Besides what is being done by the several denominations in their respective way, the American Sunday-school Union has in the South twelve of its missionaries. I met one of them the other day, Rev. J. J. Strong, whose field is the State of Alabama. In five years he had organized 157 schools, of which 37 were colored. Of the 142 schools aided by him, 58 were colored. He finds much aid and comfort at the home of Judge Thornton, in the northern part of the State. As he was about to start out on foot for the tour of the county, the judge said: “You must take my pony.” As the pony was known all over the county, he served as an introduction from the judge. This missionary is one of two who are sustained by one of those “unabridged” Christian men in the North. The other one works among the Swedes in Wisconsin. The salary and traveling expenses, and $100 to be given away by this worker in Alabama, uses up $1,100 a year in this excellent work of Christian philanthropy.

Besides all this at the South in this line, the American Missionary Association reports for the last year 5,894 Sunday-school scholars connected with its sixty-four churches. Then there is a vast amount of such work done every year that does not come into these statistics. During the last summer vacation Atlanta University sent out 150 day-school teachers, and Fisk as many more, and all our institutions furnish more or less of them. Nearly all of these also run for the time their own Sunday-schools, thus reaching many thousand children with the truth of God’s word. It is known that up to this time our colored teachers have reached 100,000 of these day scholars, a multitude of whom have been taught in Sunday-schools.

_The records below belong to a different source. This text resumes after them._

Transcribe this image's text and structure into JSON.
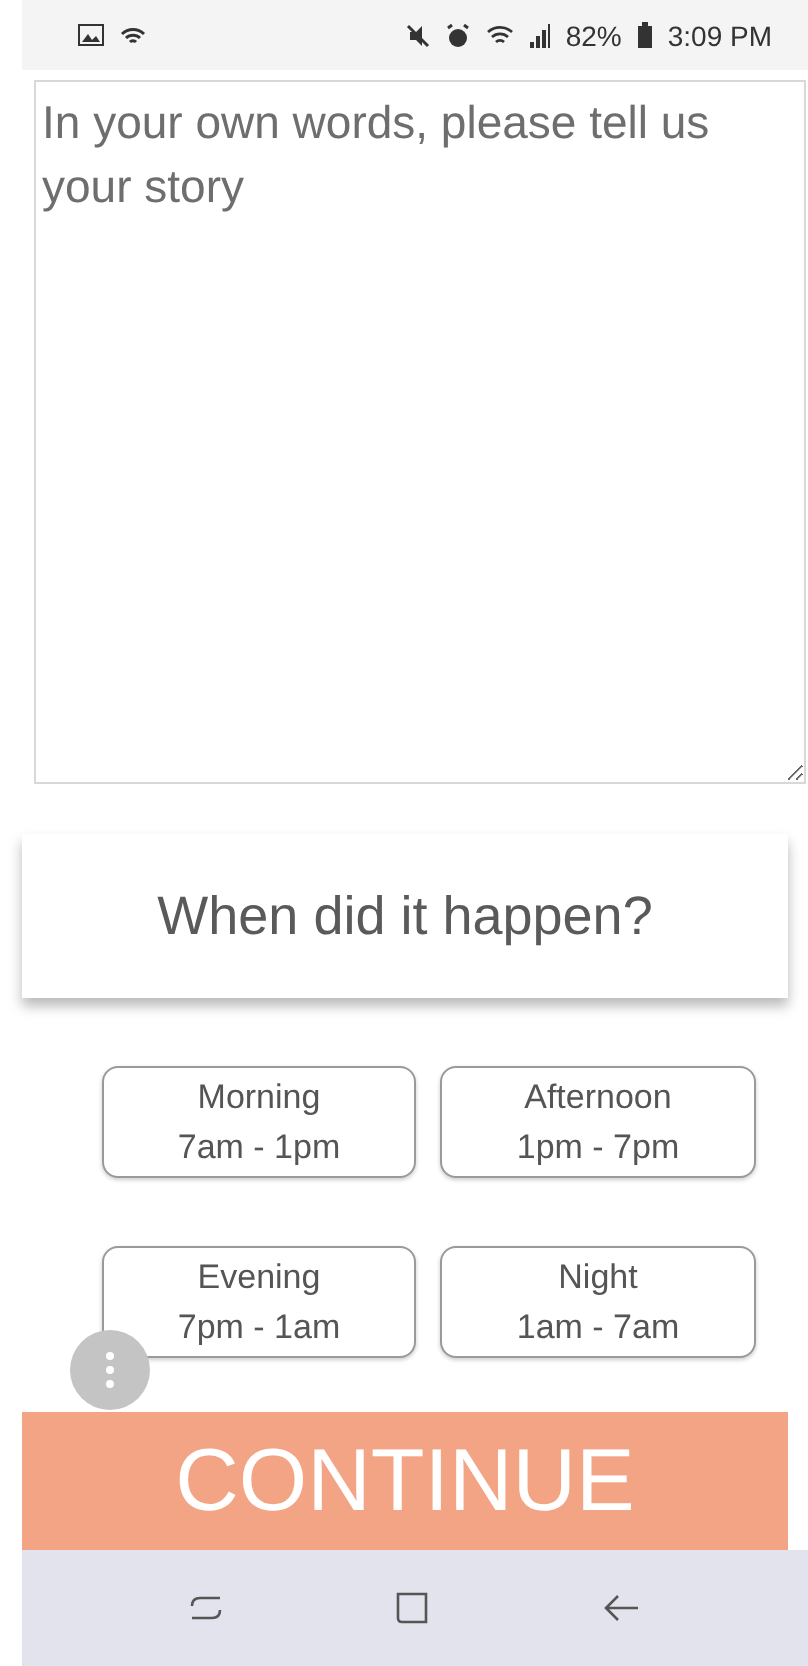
{
  "status_bar": {
    "battery": "82%",
    "time": "3:09 PM"
  },
  "story": {
    "placeholder": "In your own words, please tell us your story"
  },
  "question": "When did it happen?",
  "options": [
    {
      "label": "Morning",
      "range": "7am - 1pm",
      "selected": false
    },
    {
      "label": "Afternoon",
      "range": "1pm - 7pm",
      "selected": false
    },
    {
      "label": "Evening",
      "range": "7pm - 1am",
      "selected": false
    },
    {
      "label": "Night",
      "range": "1am - 7am",
      "selected": false
    }
  ],
  "continue_button": "CONTINUE"
}
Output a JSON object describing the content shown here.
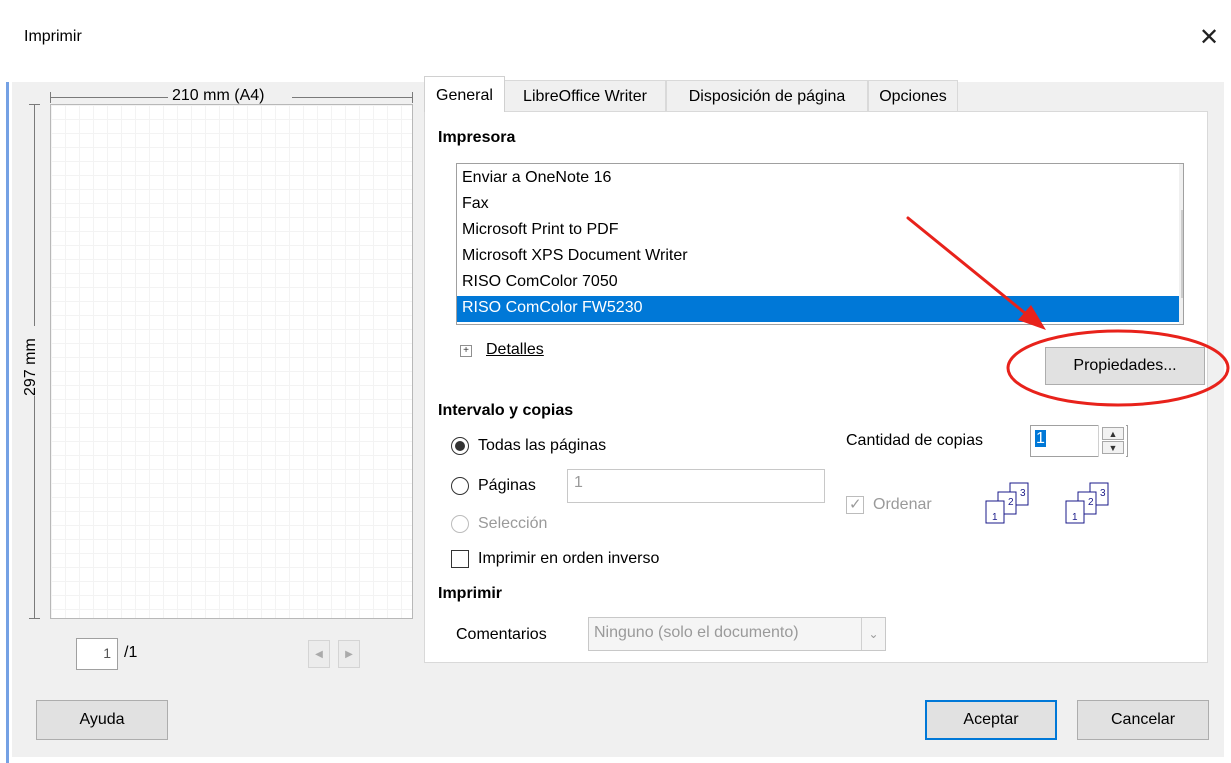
{
  "window": {
    "title": "Imprimir",
    "close_glyph": "✕"
  },
  "preview": {
    "width_label": "210 mm (A4)",
    "height_label": "297 mm",
    "page_number": "1",
    "page_total": "/1"
  },
  "tabs": [
    {
      "label": "General",
      "active": true
    },
    {
      "label": "LibreOffice Writer",
      "active": false
    },
    {
      "label": "Disposición de página",
      "active": false
    },
    {
      "label": "Opciones",
      "active": false
    }
  ],
  "printer": {
    "section_title": "Impresora",
    "items": [
      "Enviar a OneNote 16",
      "Fax",
      "Microsoft Print to PDF",
      "Microsoft XPS Document Writer",
      "RISO ComColor 7050",
      "RISO ComColor FW5230"
    ],
    "selected": "RISO ComColor FW5230",
    "details_label": "Detalles",
    "properties_button": "Propiedades..."
  },
  "range": {
    "section_title": "Intervalo y copias",
    "all_pages_label": "Todas las páginas",
    "pages_label": "Páginas",
    "pages_value": "1",
    "selection_label": "Selección",
    "reverse_label": "Imprimir en orden inverso",
    "copies_label": "Cantidad de copias",
    "copies_value": "1",
    "collate_label": "Ordenar",
    "collate_icons": [
      "collate-on-icon",
      "collate-off-icon"
    ]
  },
  "print_section": {
    "section_title": "Imprimir",
    "comments_label": "Comentarios",
    "comments_value": "Ninguno (solo el documento)"
  },
  "buttons": {
    "help": "Ayuda",
    "ok": "Aceptar",
    "cancel": "Cancelar"
  },
  "colors": {
    "selection": "#0078d7",
    "annotation": "#e8221b"
  }
}
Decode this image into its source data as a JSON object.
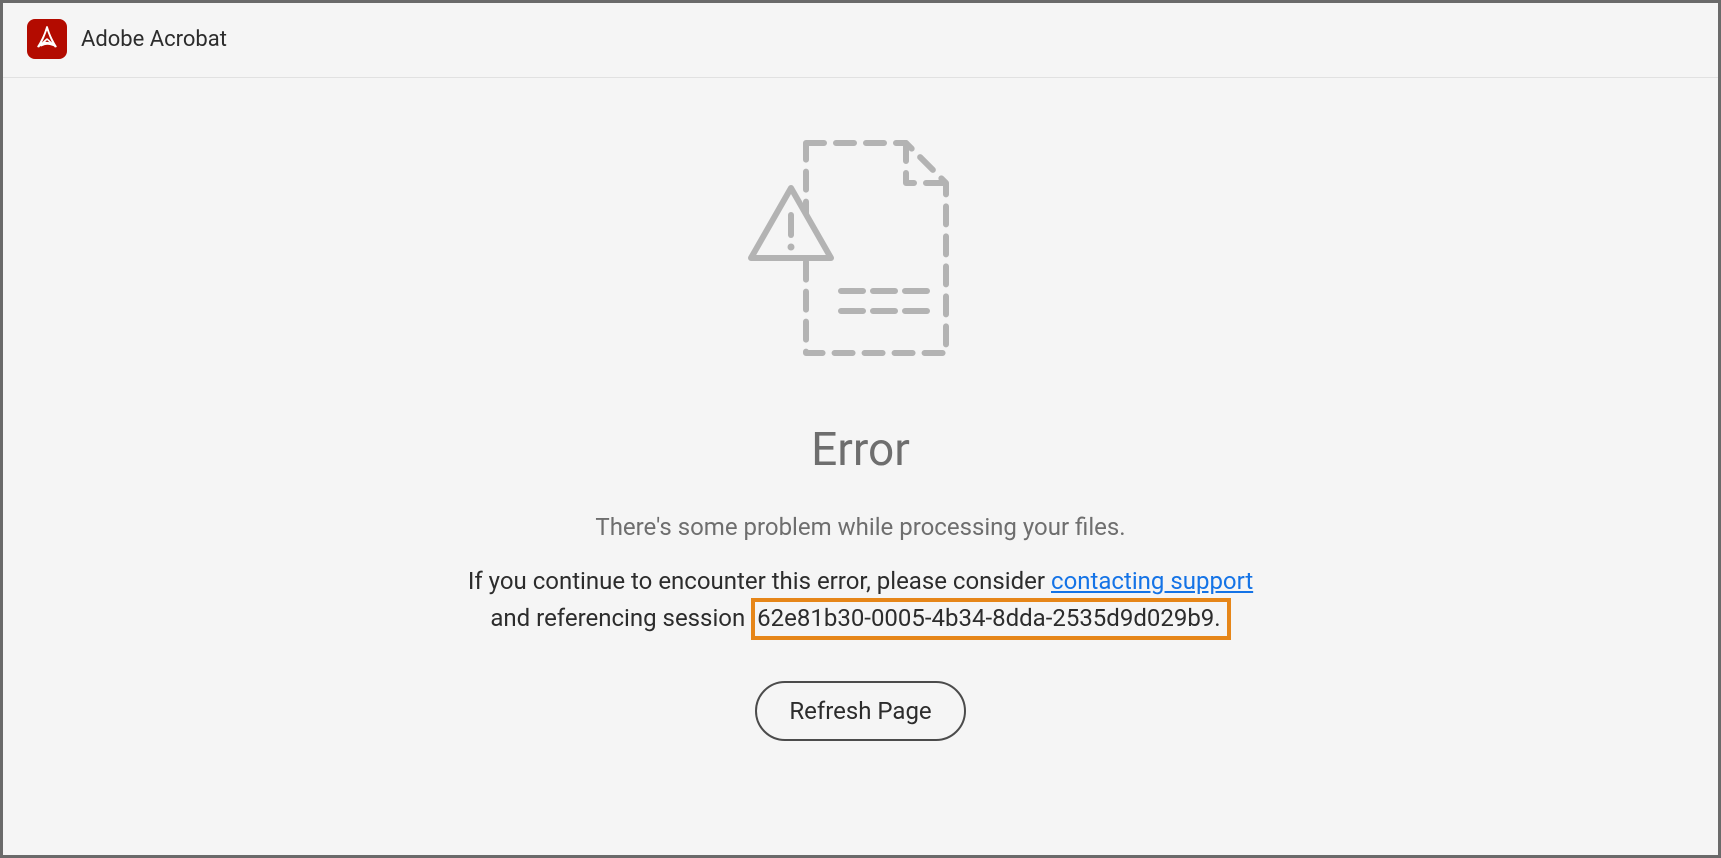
{
  "app": {
    "title": "Adobe Acrobat"
  },
  "error": {
    "heading": "Error",
    "subtext": "There's some problem while processing your files.",
    "body_prefix": "If you continue to encounter this error, please consider ",
    "support_link_text": "contacting support",
    "body_middle": " and referencing session ",
    "session_id": "62e81b30-0005-4b34-8dda-2535d9d029b9.",
    "refresh_label": "Refresh Page"
  }
}
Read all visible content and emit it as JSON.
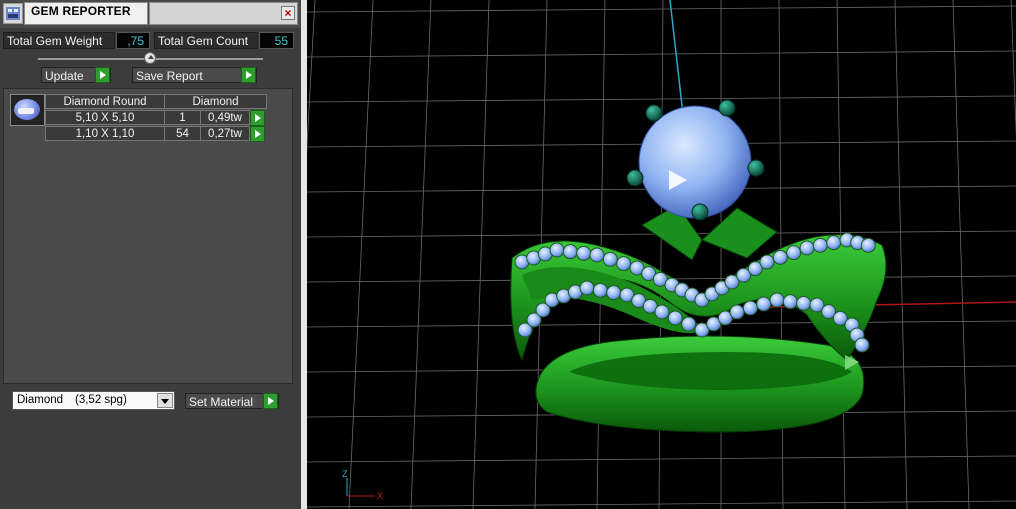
{
  "window": {
    "title": "GEM REPORTER",
    "close_icon": "close-icon"
  },
  "stats": {
    "total_gem_weight_label": "Total Gem Weight",
    "total_gem_weight_value": ",75",
    "total_gem_count_label": "Total Gem Count",
    "total_gem_count_value": "55"
  },
  "actions": {
    "update_label": "Update",
    "save_report_label": "Save Report"
  },
  "report": {
    "shape_header": "Diamond Round",
    "material_header": "Diamond",
    "rows": [
      {
        "size": "5,10 X 5,10",
        "count": "1",
        "weight": "0,49tw"
      },
      {
        "size": "1,10 X 1,10",
        "count": "54",
        "weight": "0,27tw"
      }
    ]
  },
  "material": {
    "selected_name": "Diamond",
    "selected_spg": "(3,52 spg)",
    "set_label": "Set Material"
  },
  "viewport": {
    "axis_z_label": "Z",
    "axis_x_label": "X",
    "ring_color": "#1f8c1f",
    "gem_color": "#8fb4f2"
  },
  "colors": {
    "accent_green": "#2f9e2f",
    "value_cyan": "#40c8d8"
  }
}
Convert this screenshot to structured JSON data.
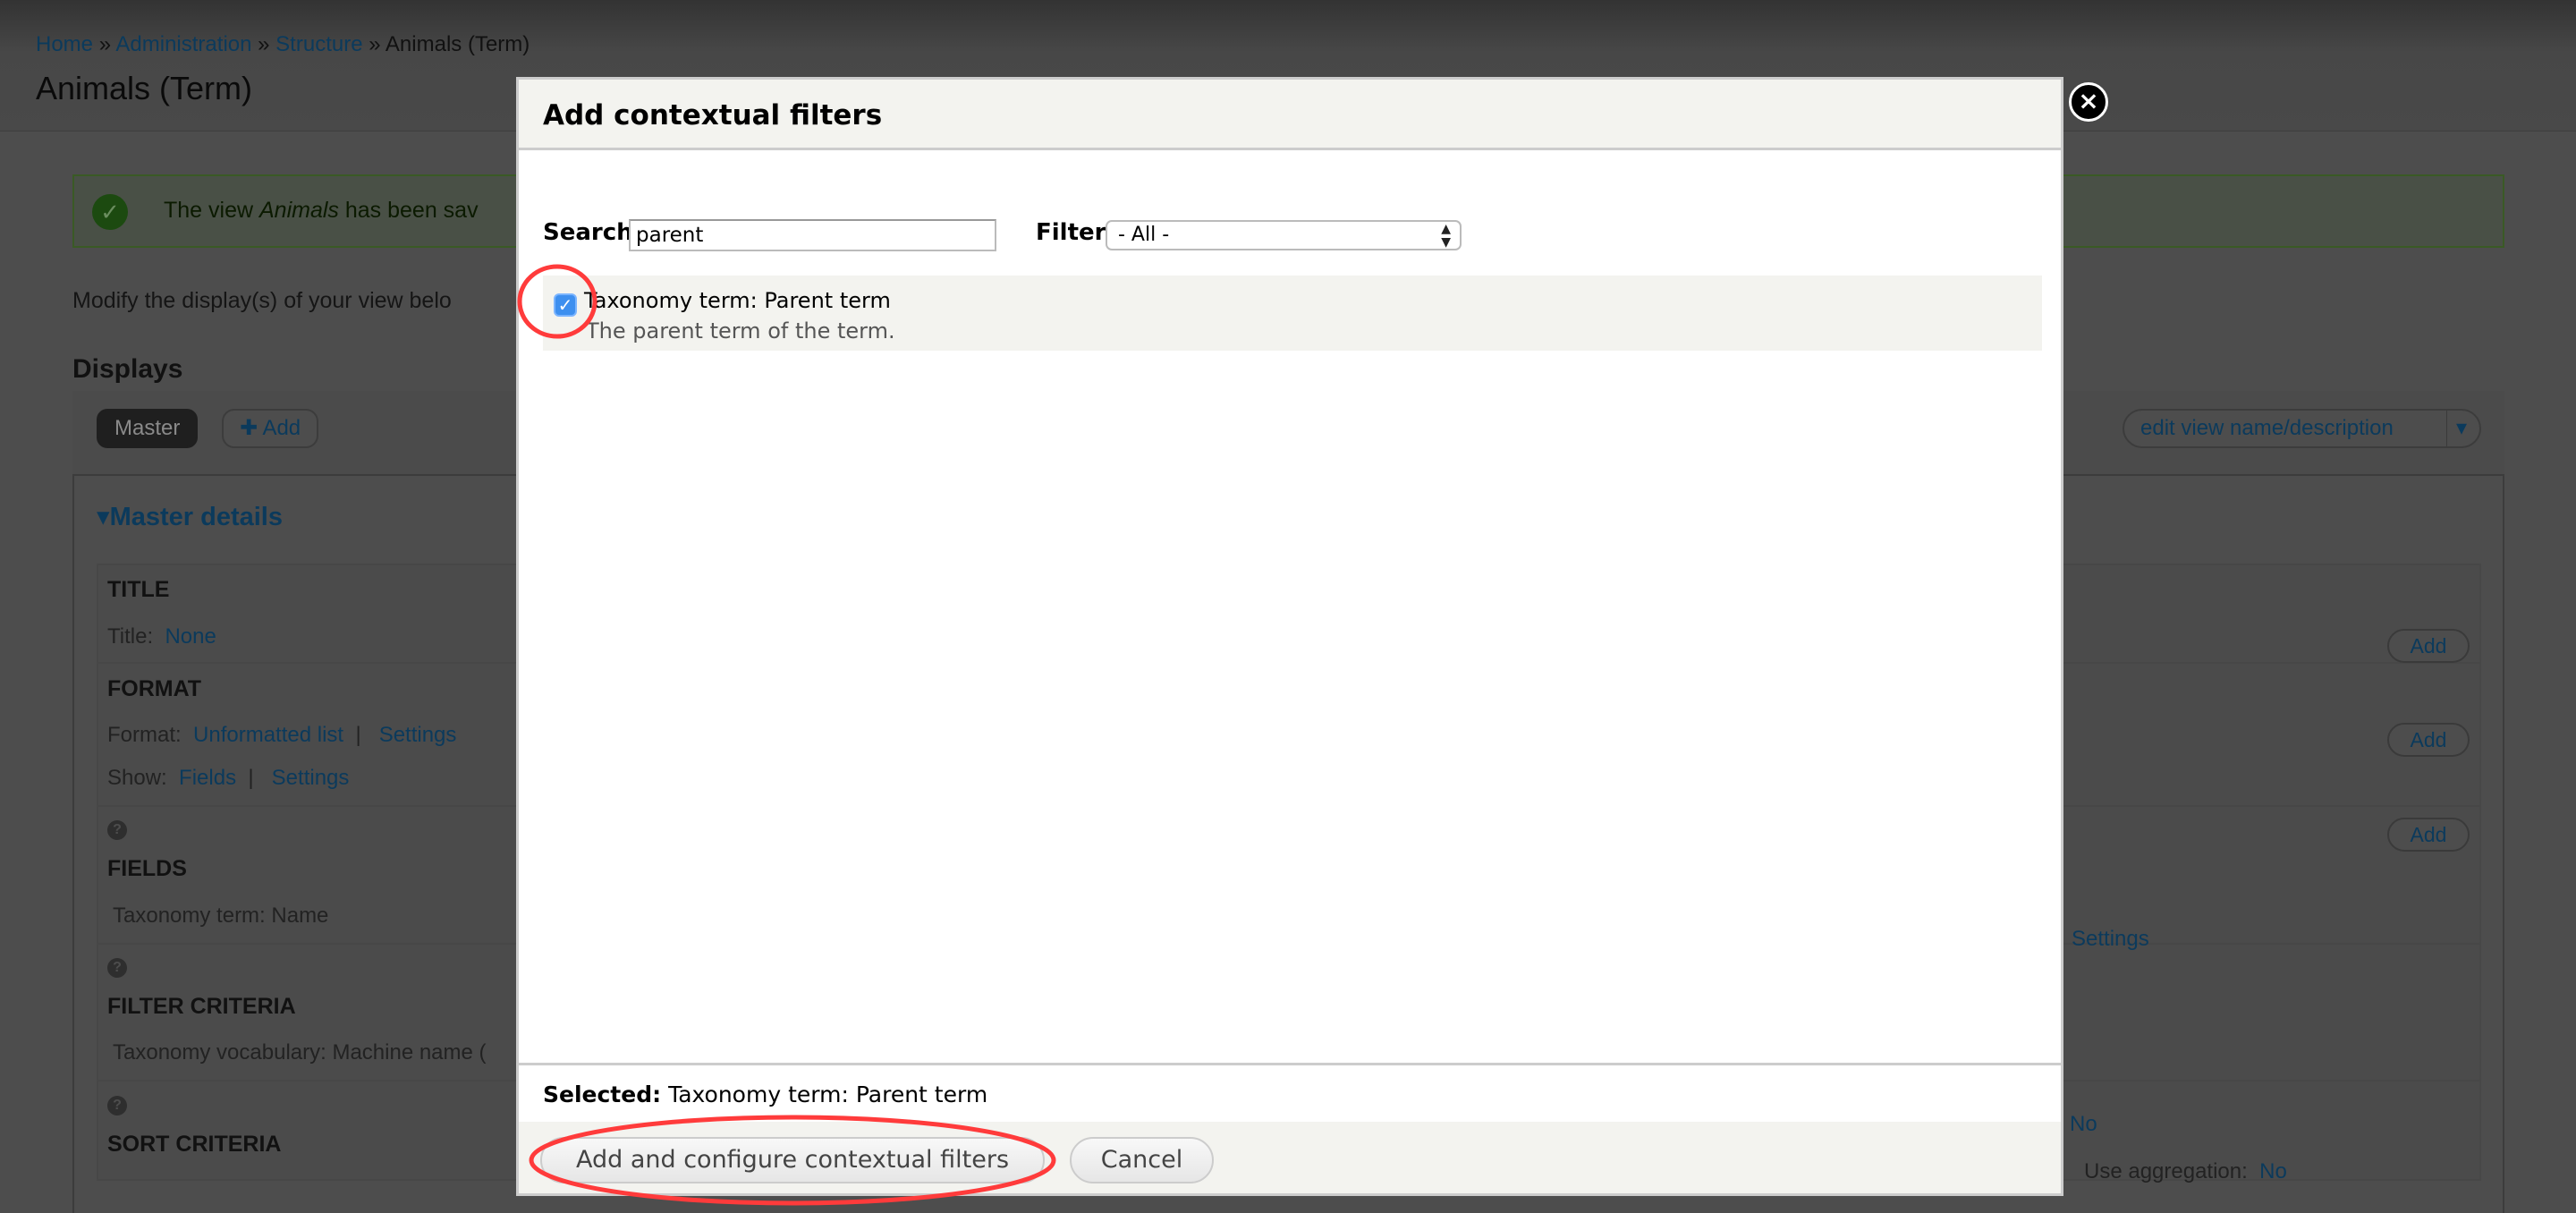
{
  "breadcrumb": {
    "items": [
      "Home",
      "Administration",
      "Structure"
    ],
    "current": "Animals (Term)",
    "separator": "»"
  },
  "page": {
    "title": "Animals (Term)"
  },
  "message": {
    "prefix": "The view ",
    "view_name": "Animals",
    "suffix": " has been sav"
  },
  "modify_text": "Modify the display(s) of your view belo",
  "displays": {
    "heading": "Displays",
    "master": "Master",
    "add": "Add",
    "add_icon": "plus-icon",
    "edit_view": "edit view name/description"
  },
  "master_details": {
    "label": "Master details",
    "title_section": {
      "heading": "TITLE",
      "label": "Title:",
      "value": "None"
    },
    "format_section": {
      "heading": "FORMAT",
      "format_label": "Format:",
      "format_value": "Unformatted list",
      "settings": "Settings",
      "show_label": "Show:",
      "show_value": "Fields",
      "separator": "|"
    },
    "fields_section": {
      "heading": "FIELDS",
      "item": "Taxonomy term: Name"
    },
    "filter_section": {
      "heading": "FILTER CRITERIA",
      "item": "Taxonomy vocabulary: Machine name ("
    },
    "sort_section": {
      "heading": "SORT CRITERIA"
    },
    "help_icon": "?",
    "right": {
      "add": "Add",
      "settings": "Settings",
      "no": "No",
      "use_aggregation_label": "Use aggregation:",
      "use_aggregation_value": "No"
    }
  },
  "dialog": {
    "title": "Add contextual filters",
    "close_icon": "×",
    "search_label": "Search",
    "search_value": "parent",
    "filter_label": "Filter",
    "filter_value": "- All -",
    "results": [
      {
        "title": "Taxonomy term: Parent term",
        "description": "The parent term of the term.",
        "checked": true
      }
    ],
    "selected_label": "Selected:",
    "selected_value": "Taxonomy term: Parent term",
    "primary_button": "Add and configure contextual filters",
    "cancel_button": "Cancel"
  },
  "colors": {
    "link": "#0074bd",
    "annotation": "#ff3b3b",
    "checkbox": "#3d8fef",
    "success": "#3b8b1f"
  }
}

Talladega College, the last year, by its students, reached 1,200 Sunday-school scholars. In the past years they have reached, in all, 20,000. Out of these schools six Congregational churches have grown up. Rev. G. W. Andrews, the instructor in theology, has been accustomed to take his class on Saturday morning over the lesson of the next day, thus training them in a normal way as well as in the way of the truth.

I had the pleasure of attending, in the month of February, the convention held in New Orleans for organizing the State Sunday-school Association for Louisiana. Florida was organized the week after, which leaves only three State associations yet to be set up. At Atlanta, the delegates from the South reported their purpose to go home and organize every State. At New Orleans it was reported that Louisiana had already 96,000 children in Sunday-schools, and this is nearly one-seventh of the entire population of the State. With an association under the vigorous administration of its president, Mr. W. R. Lyman, and his live executive committee, it is hoped that all the parishes (counties) of the State will soon be organized, and the work greatly set forward. In that convention, colored delegates were present, participating. The resolution of the Atlanta convention quoted above, upon introduction by the man who was elected president, was unanimously adopted. Upon taking the chair, he assured colored people of sympathy and co-operation. Rev. W. S. Alexander, our president and pastor in New Orleans, who was made officially prominent in the convention, was also put on as one of the vice-presidents and one of the members of the executive committee of the State association. Two colored pastors were also put upon that committee. More and more the heart of the good people of the South is turning toward the colored children.


VIRGINIA.

The Work at Hampton, from a Three Months’ Observation.

REV. JOHN H. DENISON

Arbores seret, diligens Agricola, quarum adspiciet baccam ipse nunquam.” A diligent husbandman plants trees, the fruit of which he himself shall never behold. With such sentiments did our excellent Arnold support us in the arduous pursuit of Latin prose composition. It is evident, however, that there is a difference in trees, if not in diligent husbandmen.

“Hampton Normal and Agricultural Institute” is a tree whose fruit may be speedily beheld, not only by those who planted it, but by those also who cultivate or enrich it. It is a paying investment. Every year it sends its roots deeper and stretches its boughs out farther. It commends itself to the practical Christian sentiment of the South. It is a peace-making force throughout this section. Its attitude towards all Southern questions is intelligent, considerate and just; it gives no sympathy to fanaticism on either side, and nothing but discouragement to political schemers. It sends out every summer the wholesome leaven of a class of young men and women who have been trained to teach intelligently; to use their hands as well as their heads; to see the dignity of labor; to accept the situation, and not to be ashamed of their color. In short, they are trained to the work that lies before them, and not trained away from it.